Sivan Hilleli, vice president of marketing and sales at Kardan Real Estate, notes that the company has recently sold over 20 apartments to foreign nationals in its Holyland Towers project in Jerusalem
"This is a luxury project tailored to the needs of foreign nationals, located in a neighborhood associated with foreign language speakers, who require amenities such as synagogues, a large residents' club, a luxurious business lounge, and more," she says.
"Investors know how to spot opportunities, especially during difficult times and when there is a good deal on the table, they strike while the iron is hot. In the current economic environment, foreign nationals are enjoying favorable conditions, long-term payment plans, and attractive prices.
Most foreign nationals interested in Israeli real estate during this period want to establish a foothold here and secure an alternative residence, in case they decide to build their permanent home here."
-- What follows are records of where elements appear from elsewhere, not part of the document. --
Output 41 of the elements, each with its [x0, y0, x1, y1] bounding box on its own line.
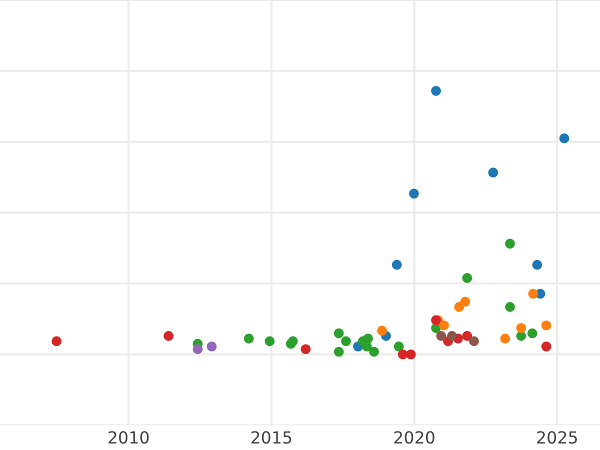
point	[334, 346, 344, 357]
point	[462, 331, 472, 341]
point	[392, 260, 402, 270]
point	[52, 336, 62, 346]
point	[528, 288, 538, 299]
point	[488, 168, 498, 178]
point	[394, 342, 404, 352]
point	[164, 331, 174, 341]
point	[460, 296, 470, 307]
point	[436, 331, 446, 341]
point	[377, 326, 387, 336]
point	[409, 188, 419, 199]
x-tick-label: 2020	[394, 431, 434, 444]
point	[559, 133, 570, 144]
point	[334, 328, 344, 338]
x-tick-label: 2010	[108, 431, 149, 444]
point	[206, 342, 217, 352]
point	[300, 344, 311, 354]
point	[439, 320, 449, 330]
x-tick-label: 2015	[251, 431, 292, 444]
point	[244, 334, 254, 344]
point	[505, 238, 515, 249]
point	[505, 302, 515, 312]
point	[192, 344, 203, 354]
point	[462, 273, 472, 283]
point	[469, 336, 479, 346]
point	[541, 320, 552, 330]
point	[527, 328, 538, 338]
point	[341, 336, 351, 346]
point	[532, 260, 542, 270]
point	[500, 334, 510, 344]
point	[369, 346, 379, 357]
point	[406, 349, 416, 360]
point	[431, 86, 441, 96]
point	[264, 336, 275, 346]
point	[362, 342, 372, 352]
point	[447, 331, 457, 341]
x-tick-label: 2025	[537, 431, 577, 444]
point	[288, 336, 298, 346]
point	[516, 323, 526, 333]
point	[541, 342, 552, 352]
Orit Gabay, vice president of marketing and sales at Gabay Group, adds that over the last two months, the realty firm has sold about ten apartments in its SIA project in Netanya which is aimed at American foreign nationals.
"At this time, when the dollar is strong and the shekel is weak, transaction volumes are on the rise. Despite the lack of political and social stability, Israel is still considered an attractive real estate market for foreign nationals," she explains.
"Currently, foreign buyers prefer larger apartments, with the anticipation that in due time, they will make Aliyah and relocate to Israel. This is in contrast to previous years when there was a clear preference for smaller apartments with the intention of renting out the property and enjoying high returns.
Foreign nationals have purchased several apartments in our Netanya project at significantly more attractive prices compared to prices in Tel Aviv. For example, a four-bedroom apartment was sold this month for NIS 3.1 million ($840,000), and a five-bedroom apartment was sold for NIS 3.8 million ($1 million)."